The Advantages of Watching the Cloud Channel

by Andrea de Majewski

The other day I lay down to watch the cloud channel, and I saw the most interesting show. A woman with long wavy hair was wearing one of those Jackie Kennedy hats with the big brim curled up, with a long translucent ribbon tied around it, which waved in the breezes behind her. She was looking up, higher into the sky, as if expecting something wonderful.

I closed my eyes to watch the woman some more, the rest of her outfit, her smile and eyes, and what she might be waiting for. When I opened my eyes, she was gone, of course. Actually I could still see where she had been, but now she had been transformed into a grimacing sock monkey.

The cloud channel has several advantages over regular TV. First off, you don’t have to choose between rabbit ears or taking out a mortgage to fund a dish or cable package or whatever. It’s free, and whether it’s on or not is completely beyond your control. Here in Seattle, it’s broadcast more often than many places. Move here, if you want to watch a lot. If it’s not on, you must do other things. The laundry, grocery shop, whatever. But if it’s on, you can postpone chores and lie down and watch it.

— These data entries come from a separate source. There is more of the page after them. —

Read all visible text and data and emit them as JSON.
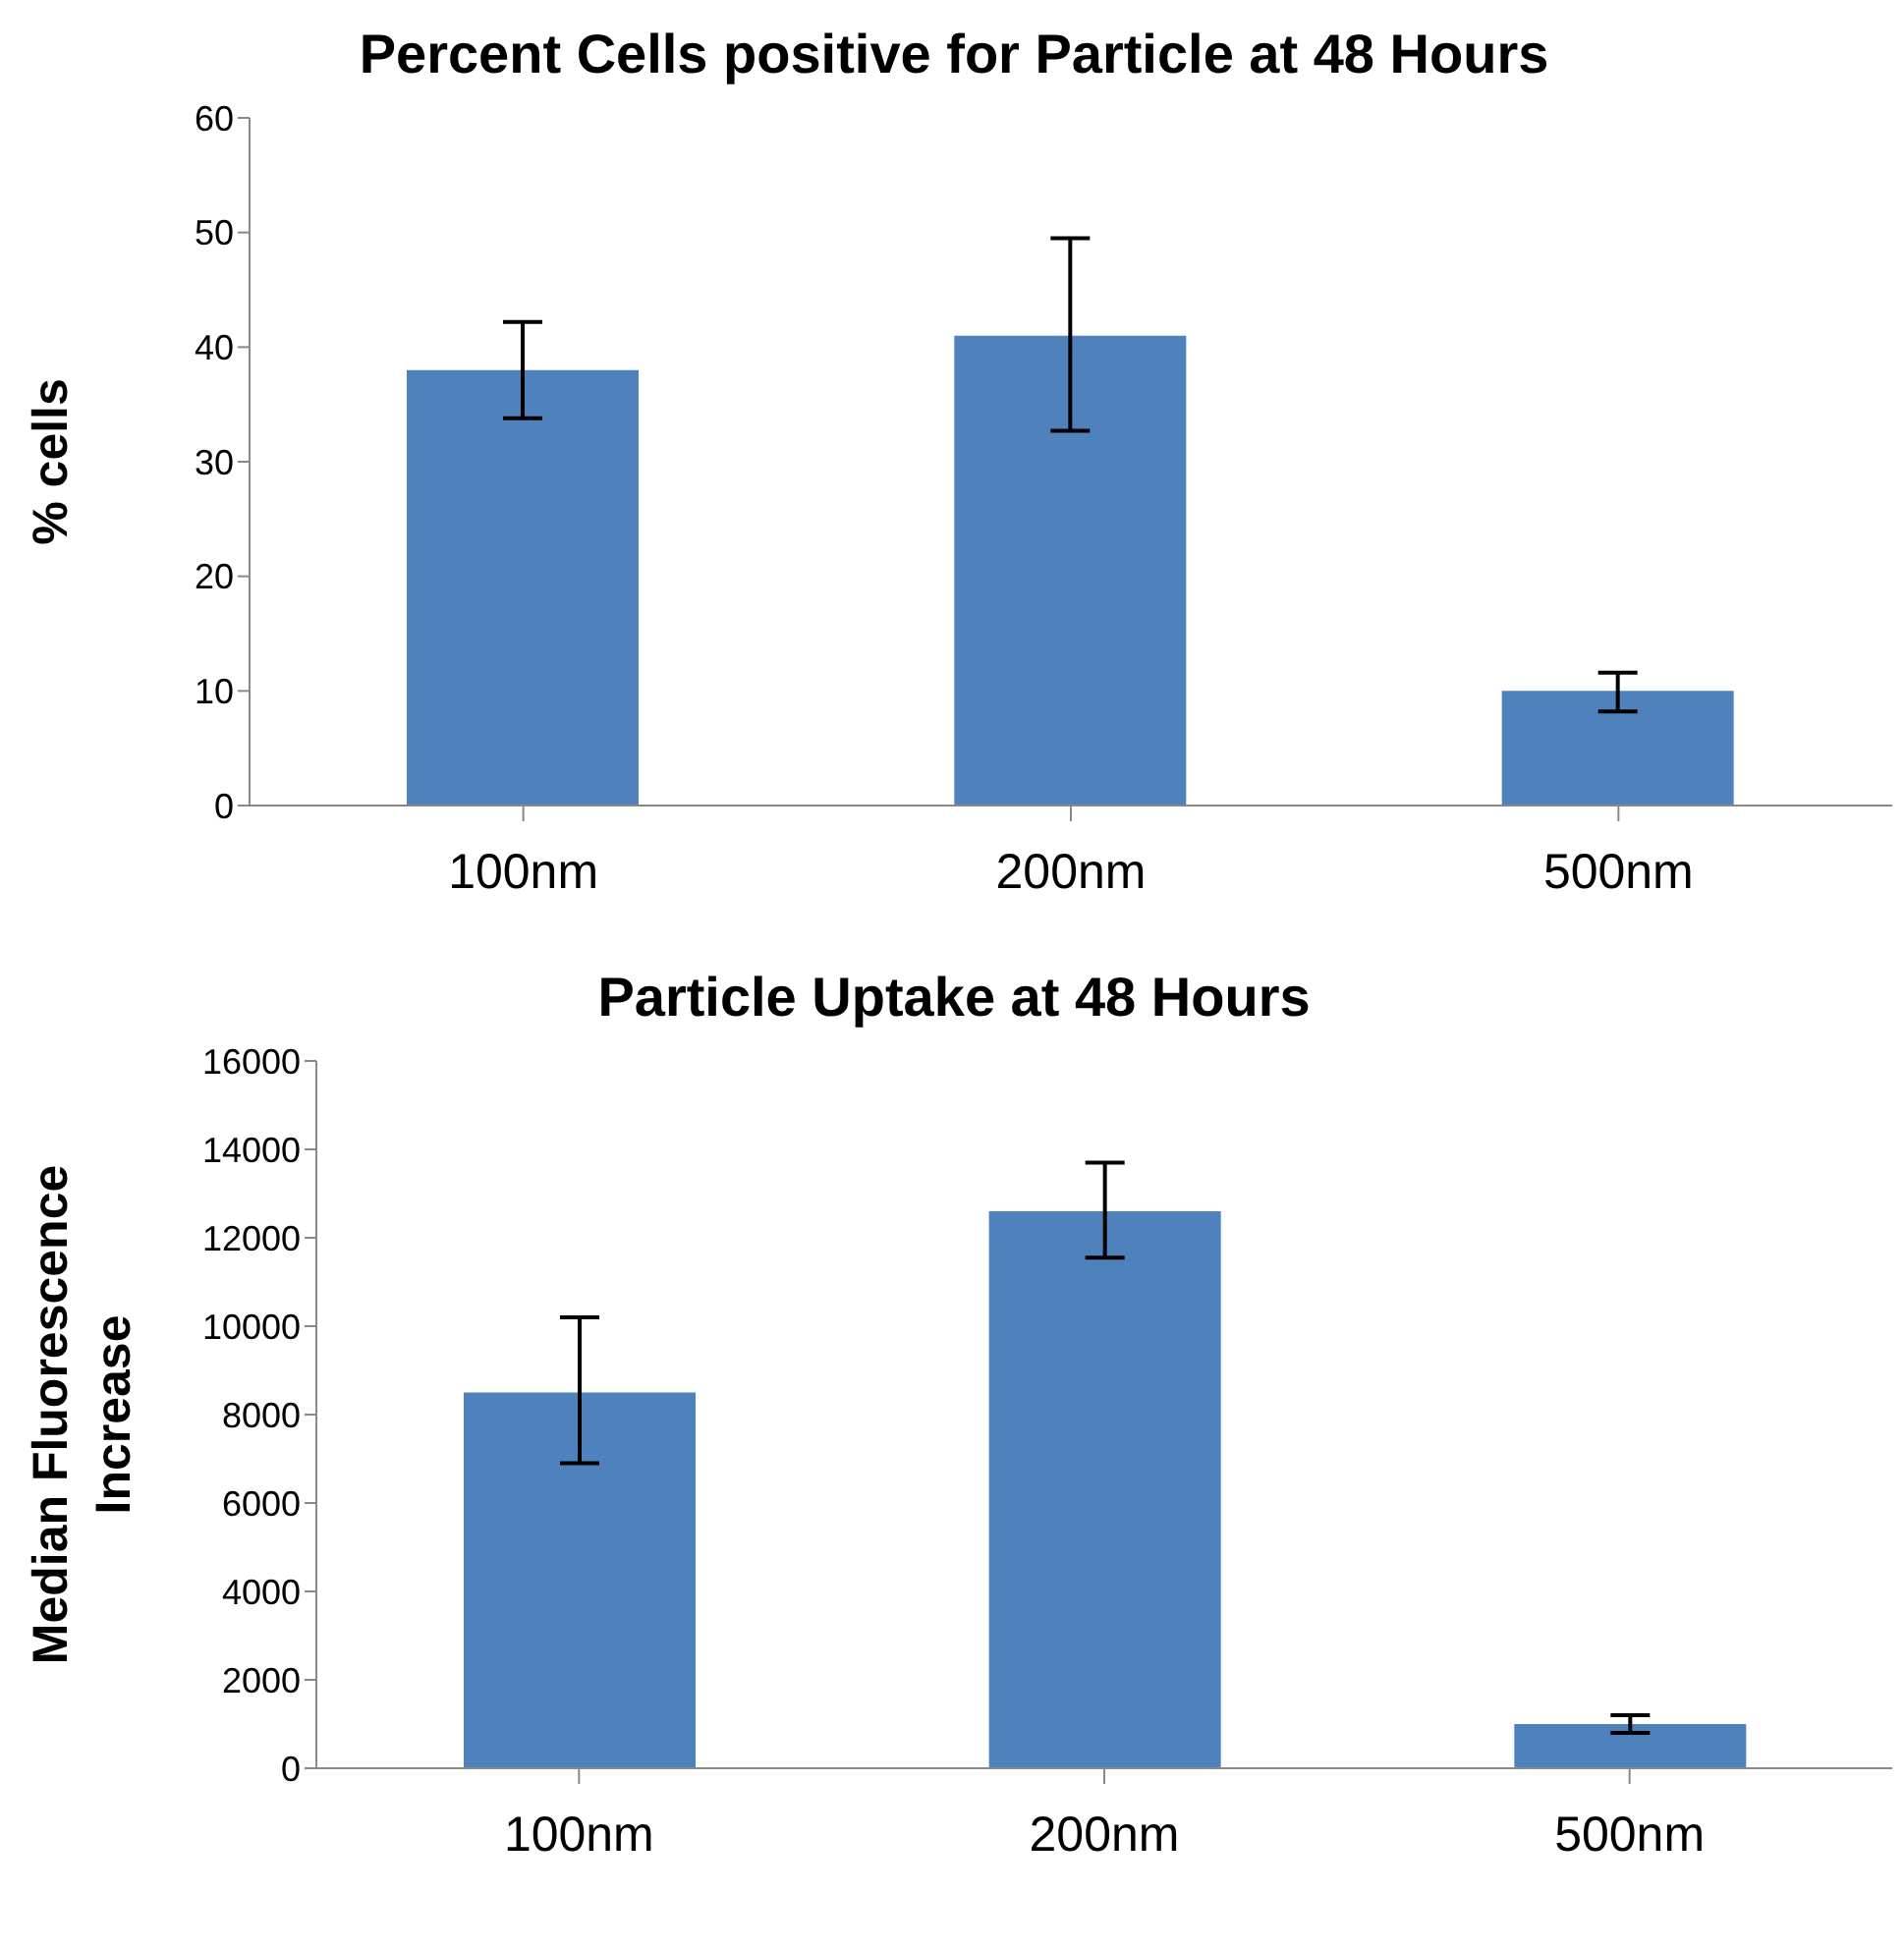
{
  "chart_data": [
    {
      "type": "bar",
      "title": "Percent Cells positive for Particle at 48 Hours",
      "ylabel": "% cells",
      "categories": [
        "100nm",
        "200nm",
        "500nm"
      ],
      "color": "#4f81bd",
      "values": [
        38,
        41,
        10
      ],
      "errors": [
        [
          33.8,
          42.2
        ],
        [
          32.7,
          49.5
        ],
        [
          8.2,
          11.6
        ]
      ],
      "ylim": [
        0,
        60
      ],
      "yticks": [
        0,
        10,
        20,
        30,
        40,
        50,
        60
      ],
      "grid": false,
      "legend": false
    },
    {
      "type": "bar",
      "title": "Particle Uptake at 48 Hours",
      "ylabel": "Median Fluorescence Increase",
      "categories": [
        "100nm",
        "200nm",
        "500nm"
      ],
      "color": "#4f81bd",
      "values": [
        8500,
        12600,
        1000
      ],
      "errors": [
        [
          6900,
          10200
        ],
        [
          11550,
          13700
        ],
        [
          800,
          1200
        ]
      ],
      "ylim": [
        0,
        16000
      ],
      "yticks": [
        0,
        2000,
        4000,
        6000,
        8000,
        10000,
        12000,
        14000,
        16000
      ],
      "grid": false,
      "legend": false
    }
  ]
}
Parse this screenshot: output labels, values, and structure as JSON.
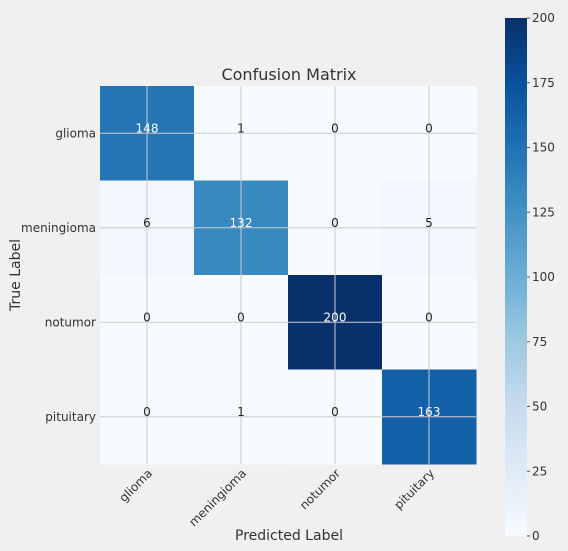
{
  "chart_data": {
    "type": "heatmap",
    "title": "Confusion Matrix",
    "xlabel": "Predicted Label",
    "ylabel": "True Label",
    "x_categories": [
      "glioma",
      "meningioma",
      "notumor",
      "pituitary"
    ],
    "y_categories": [
      "glioma",
      "meningioma",
      "notumor",
      "pituitary"
    ],
    "values": [
      [
        148,
        1,
        0,
        0
      ],
      [
        6,
        132,
        0,
        5
      ],
      [
        0,
        0,
        200,
        0
      ],
      [
        0,
        1,
        0,
        163
      ]
    ],
    "colormap": "Blues",
    "color_range": [
      0,
      200
    ],
    "colorbar_ticks": [
      "0",
      "25",
      "50",
      "75",
      "100",
      "125",
      "150",
      "175",
      "200"
    ],
    "grid": true,
    "x_tick_rotation": 45
  }
}
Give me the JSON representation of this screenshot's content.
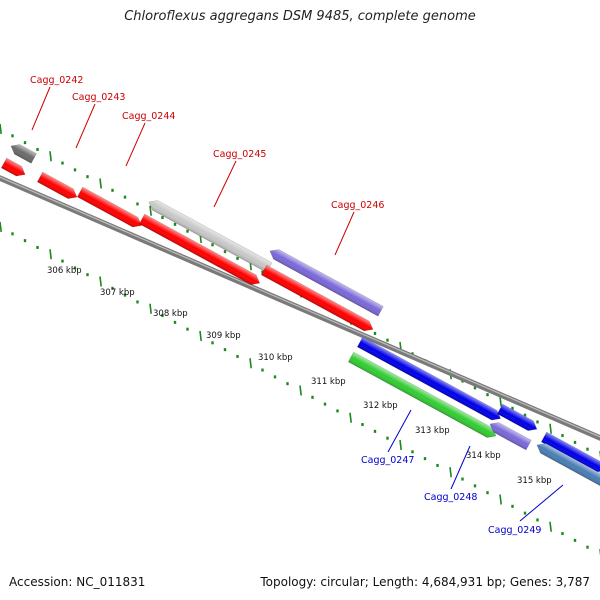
{
  "title": "Chloroflexus aggregans DSM 9485, complete genome",
  "footer": {
    "accession": "Accession: NC_011831",
    "summary": "Topology: circular; Length: 4,684,931 bp; Genes: 3,787"
  },
  "colors": {
    "red": "#ff0000",
    "grey": "#c8c8c8",
    "dark_grey": "#6b6b6b",
    "purple": "#7b68d8",
    "blue": "#0000e8",
    "green": "#33cc33",
    "steel_blue": "#4a7eb4",
    "ticks": "#1a8a1a",
    "label_red": "#cc0000",
    "label_blue": "#0000cc",
    "backbone": "#7a7a7a"
  },
  "scale_labels": [
    "306 kbp",
    "307 kbp",
    "308 kbp",
    "309 kbp",
    "310 kbp",
    "311 kbp",
    "312 kbp",
    "313 kbp",
    "314 kbp",
    "315 kbp"
  ],
  "genes": [
    {
      "name": "Cagg_0242",
      "color": "red"
    },
    {
      "name": "Cagg_0243",
      "color": "red"
    },
    {
      "name": "Cagg_0244",
      "color": "red"
    },
    {
      "name": "Cagg_0245",
      "color": "grey"
    },
    {
      "name": "Cagg_0246",
      "color": "purple"
    },
    {
      "name": "Cagg_0247",
      "color": "blue"
    },
    {
      "name": "Cagg_0248",
      "color": "purple"
    },
    {
      "name": "Cagg_0249",
      "color": "steel_blue"
    }
  ]
}
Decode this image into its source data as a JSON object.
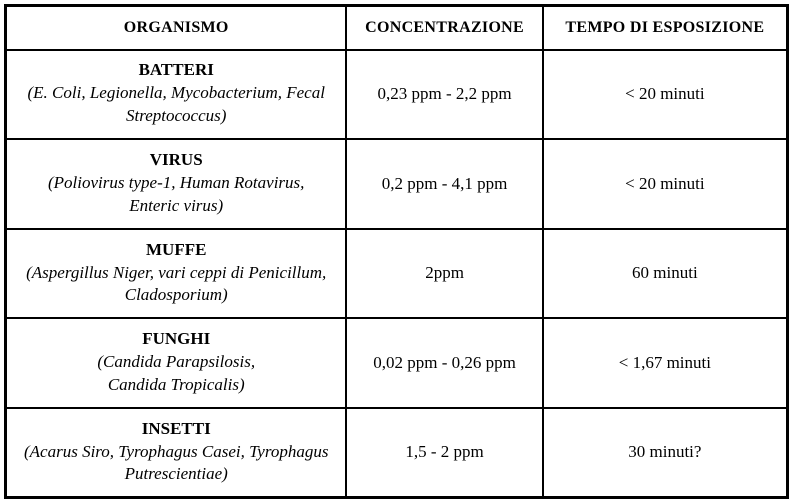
{
  "table": {
    "headers": [
      "ORGANISMO",
      "CONCENTRAZIONE",
      "TEMPO DI ESPOSIZIONE"
    ],
    "rows": [
      {
        "organism": "BATTERI",
        "species": "(E. Coli, Legionella, Mycobacterium, Fecal\nStreptococcus)",
        "concentration": "0,23 ppm - 2,2 ppm",
        "time": "< 20 minuti"
      },
      {
        "organism": "VIRUS",
        "species": "(Poliovirus type-1, Human Rotavirus,\nEnteric virus)",
        "concentration": "0,2 ppm - 4,1 ppm",
        "time": "< 20 minuti"
      },
      {
        "organism": "MUFFE",
        "species": "(Aspergillus Niger, vari ceppi di Penicillum,\nCladosporium)",
        "concentration": "2ppm",
        "time": "60 minuti"
      },
      {
        "organism": "FUNGHI",
        "species": "(Candida Parapsilosis,\nCandida Tropicalis)",
        "concentration": "0,02 ppm - 0,26 ppm",
        "time": "< 1,67 minuti"
      },
      {
        "organism": "INSETTI",
        "species": "(Acarus Siro, Tyrophagus Casei, Tyrophagus\nPutrescientiae)",
        "concentration": "1,5 - 2 ppm",
        "time": "30 minuti?"
      }
    ],
    "colors": {
      "border": "#000000",
      "background": "#ffffff",
      "text": "#000000"
    }
  }
}
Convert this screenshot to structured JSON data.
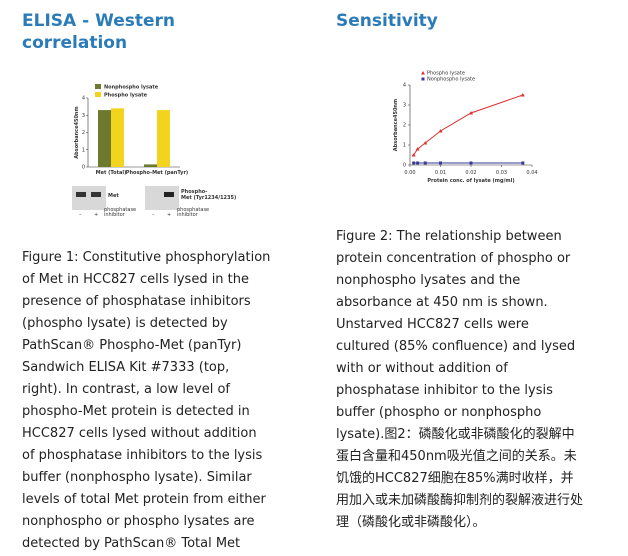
{
  "left": {
    "title": [
      "ELISA - Western",
      "correlation"
    ],
    "blots": {
      "met": "Met",
      "phospho_met": [
        "Phospho-",
        "Met (Tyr1234/1235)"
      ],
      "minus": "–",
      "plus": "+",
      "inhibitor": [
        "phosphatase",
        "inhibitor"
      ]
    },
    "caption": [
      "Figure 1: Constitutive phosphorylation",
      "of Met in HCC827 cells lysed in the",
      "presence of phosphatase inhibitors",
      "(phospho lysate) is detected by",
      "PathScan® Phospho-Met (panTyr)",
      "Sandwich ELISA Kit #7333 (top,",
      "right). In contrast, a low level of",
      "phospho-Met protein is detected in",
      "HCC827 cells lysed without addition",
      "of phosphatase inhibitors to the lysis",
      "buffer (nonphospho lysate). Similar",
      "levels of total Met protein from either",
      "nonphospho or phospho lysates are",
      "detected by PathScan® Total Met"
    ]
  },
  "right": {
    "title": "Sensitivity",
    "caption": [
      "Figure 2: The relationship between",
      "protein concentration of phospho or",
      "nonphospho lysates and the",
      "absorbance at 450 nm is shown.",
      "Unstarved HCC827 cells were",
      "cultured (85% confluence) and lysed",
      "with or without addition of",
      "phosphatase inhibitor to the lysis",
      "buffer (phospho or nonphospho",
      "lysate).图2：磷酸化或非磷酸化的裂解中",
      "蛋白含量和450nm吸光值之间的关系。未",
      "饥饿的HCC827细胞在85%满时收样，并",
      "用加入或未加磷酸酶抑制剂的裂解液进行处",
      "理（磷酸化或非磷酸化）。"
    ]
  },
  "chart_data": [
    {
      "type": "bar",
      "y_label": "Absorbance450nm",
      "categories": [
        "Met (Total)",
        "Phospho-Met (panTyr)"
      ],
      "series": [
        {
          "name": "Nonphospho lysate",
          "color": "#6b7a2e",
          "values": [
            3.3,
            0.15
          ]
        },
        {
          "name": "Phospho lysate",
          "color": "#f2d41e",
          "values": [
            3.4,
            3.3
          ]
        }
      ],
      "ylim": [
        0,
        4
      ],
      "yticks": [
        0,
        1,
        2,
        3,
        4
      ]
    },
    {
      "type": "line",
      "x_label": "Protein conc. of lysate (mg/ml)",
      "y_label": "Absorbance450nm",
      "x": [
        0.0012,
        0.0025,
        0.005,
        0.01,
        0.02,
        0.037
      ],
      "series": [
        {
          "name": "Phospho lysate",
          "color": "#e03030",
          "values": [
            0.5,
            0.8,
            1.1,
            1.7,
            2.6,
            3.5
          ]
        },
        {
          "name": "Nonphospho lysate",
          "color": "#3a3a9a",
          "values": [
            0.1,
            0.1,
            0.1,
            0.1,
            0.1,
            0.1
          ]
        }
      ],
      "xlim": [
        0,
        0.04
      ],
      "xticks": [
        {
          "value": 0,
          "label": "0.00"
        },
        {
          "value": 0.01,
          "label": "0.01"
        },
        {
          "value": 0.02,
          "label": "0.02"
        },
        {
          "value": 0.03,
          "label": "0.03"
        },
        {
          "value": 0.04,
          "label": "0.04"
        }
      ],
      "ylim": [
        0,
        4
      ],
      "yticks": [
        0,
        1,
        2,
        3,
        4
      ]
    }
  ]
}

It’s very relaxing. One reason for this is that there are no ads. Not even the things on public television that are just like ads except shorter and more boring. No one tries to sell you anything at all on the cloud channel. So you can just relax, and enjoy the show. It’s been proven that ten minutes of the cloud channel is more relaxing than a whole night of TV.

But the kids, you say, what about the kids? They will never settle for one channel, and even if they did it wouldn’t be the cloud channel. Kids, it turns out, are actually big fans of not only the cloud channel but also the star channel and the grass channel. In fact, I learned about a channel the other day from the kid next door. The worm channel.

And if you look closely, you’ll find something on the cloud channel to please everybody, a real diversity of tastes. Once I saw Bullwinkle humping Whinny the Pooh, as Crusty the Clown looked on. Oh, that’s right. I should mention that there’s no rating, and no parental controls. No controls at all, remote or FCC-enforced. TV for those who hate control. The Cloud Channel.